Kymbale había salido sano y salvo del choque premeditado para
inaugurar la vía entre Medary y Sioux Falls City. Antes del
choque pudo saltar a la vía, no sin rebotar contra el suelo como
si fuera de goma, quedando desvanecido al pie de un talud, al abrigo de
la explosión de las dos locomotoras.
Tres horas después, cuando los trabajadores
fueron a desocupar la vía, encontraron a un hombre sin sentido,
al pie del talud. Lo llevaron a la casa más próxima, se
avisó a un médico, y éste, manifestó que el
herido no estaba grave.
Cuando salió del síncope, se le
preguntó, enterándose los presentes de la forma tan
imprudente en que había subido al tren. Después de
algunos reproches dirigidos al periodista, éste tuvo que pagar
el importe del viaje, y después se dispuso a salir para Chicago,
donde se encontraba el día 25, dispuesto, con más
ímpetu que nunca, a proseguir la partida... cuando se
enteró que ésta había terminado la víspera,
con victoria del desconocido X. K. Z. Pero permaneció tranquilo.
Se dispuso a contar sus últimas y extraordinarias aventuras, y
sólo un ligero suspiro dedicó al final de tan singular
partida.
Y volviendo a las dos jovenes, inútil es decir
en que estado de desesperación se encontraba Jovita Foley.

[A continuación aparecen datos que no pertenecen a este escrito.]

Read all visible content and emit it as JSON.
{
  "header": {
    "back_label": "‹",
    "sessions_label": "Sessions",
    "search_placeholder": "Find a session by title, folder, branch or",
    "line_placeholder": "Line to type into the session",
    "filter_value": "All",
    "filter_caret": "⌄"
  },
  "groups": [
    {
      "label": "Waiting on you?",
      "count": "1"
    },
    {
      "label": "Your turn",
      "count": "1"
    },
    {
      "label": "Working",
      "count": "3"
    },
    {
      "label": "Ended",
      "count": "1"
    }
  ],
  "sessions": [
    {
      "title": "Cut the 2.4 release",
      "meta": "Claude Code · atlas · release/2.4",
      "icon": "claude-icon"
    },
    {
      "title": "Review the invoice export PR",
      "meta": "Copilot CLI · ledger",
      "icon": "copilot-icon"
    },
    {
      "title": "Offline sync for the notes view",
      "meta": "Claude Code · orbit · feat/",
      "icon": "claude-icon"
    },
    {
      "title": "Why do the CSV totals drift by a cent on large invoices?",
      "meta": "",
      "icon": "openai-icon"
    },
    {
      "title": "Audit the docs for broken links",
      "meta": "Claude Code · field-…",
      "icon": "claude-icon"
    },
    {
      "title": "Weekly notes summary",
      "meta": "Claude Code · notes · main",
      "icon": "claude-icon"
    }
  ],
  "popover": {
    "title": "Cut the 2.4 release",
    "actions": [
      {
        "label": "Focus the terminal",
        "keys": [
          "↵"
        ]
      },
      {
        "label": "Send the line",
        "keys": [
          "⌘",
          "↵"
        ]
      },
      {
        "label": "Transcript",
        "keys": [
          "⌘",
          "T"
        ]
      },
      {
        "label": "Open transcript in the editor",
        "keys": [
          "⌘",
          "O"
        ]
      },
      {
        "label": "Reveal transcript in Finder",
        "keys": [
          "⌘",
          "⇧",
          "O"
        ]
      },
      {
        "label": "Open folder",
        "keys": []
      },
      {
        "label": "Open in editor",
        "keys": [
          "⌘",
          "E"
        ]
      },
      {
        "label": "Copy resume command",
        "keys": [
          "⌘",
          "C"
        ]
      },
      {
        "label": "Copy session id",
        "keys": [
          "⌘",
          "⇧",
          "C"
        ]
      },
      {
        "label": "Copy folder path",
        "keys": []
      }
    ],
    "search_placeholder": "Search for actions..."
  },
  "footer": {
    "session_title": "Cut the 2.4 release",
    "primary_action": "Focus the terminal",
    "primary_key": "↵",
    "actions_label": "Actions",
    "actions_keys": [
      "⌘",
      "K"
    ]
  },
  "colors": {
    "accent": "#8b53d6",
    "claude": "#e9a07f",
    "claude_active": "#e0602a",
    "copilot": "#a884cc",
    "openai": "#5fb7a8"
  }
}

-¡Pero ten resignación, Jovita! -le
repetía Lissy Wag-. Demasiado sabes que yo nunca
conté...
-¡Pero yo sí que contaba con ello!
-Hacías mal.
-Además, tú no tienes por qué
quejarte.
-Y no me quejo -respondió sonriendo Lissy
Wag.
-Si la herencia de Hypperbone se te escapa, por lo
menos no eres una pobre joven sin fortuna.
-¿Cómo es eso?
-Claro, Lissy. X. K. Z, ha llegado el primero... y
tú segunda, lo que representa que has ganado el producto de las
primas.
-De verdad, Jovita, que no había pensado en
ello.
-Pero yo sí que pienso, descuidada Lissy. Te
embolsarás una suma de consideración: unos diecisiete mil
dólares, según creo.
Terminaremos este capítulo hablando algo de
Hodge Urrican.
El 22 de junio se había efectuado la jugada que
le correspondía, y que lo enviaba al estado de Nevada, donde se
encontraba el pozo del noble juego de la oca. Con el apresuramiento que
en todos sus negocios ponía, Hodge Urrican partió de
Milwaukee el mismo día 22, en dirección a Nevada,
después de remitir al notario los tres mil dólares que su
últirna jugada le costaba.
Pero no llegó. En Salt Lake City, la
mañana del 24, recibió la noticia de que X. K. Z.
había ganado la partida.
El comodoro Urrican regresó, pues, a Chicago en
un estado de ánimo fácil de adivinar.
En cuanto al desconocido X. K. Z., no había
aparecido por ninguna parte.
Transcurrió una semana, y otra, y no hubo
noticias de él.
Una de las personas mas impacientes era Jovita
Foley
-¡Ah, cuando yo le eche la vista encima!
-Pero cálmate, querida -repetía Lissy
Wag.
-No, no me calmaré, Lissy; y si lo veo le
preguntaré con qué derecho se ha permitido ganar la
partida, un señor del que ni el nombre se sabe.
A decir verdad, con su impaciencia, la joven expresaba
fielmente el estado de la opinión pública. Conforme
transcurría el tiempo excitábanse las imaginaciones. Gran
número de personas acudían a casa del notario Tornbrock,
que daba siempre la misma respuesta, afirmando que nada sabía de
lo referente al portador del pabellón rojo.
La agitación pública llegó a tal
punto, que las autoridades tuvieron que intervenir. Hubo que proteger a
los socios del Excentric Club y al notario, a los que se les
hacía responsables de lo que acontecía.
El 15 de julio, tres semanas después de la
última jugada, que hizo ganar al hombre enmascarado, se produjo
un incidente de lo más inesperado.
A las diez y diecisiete de la mañana se
esparció la noticia de que sonaba a todo vuelo la campana del
monumento funerario de William J. Hypperbone.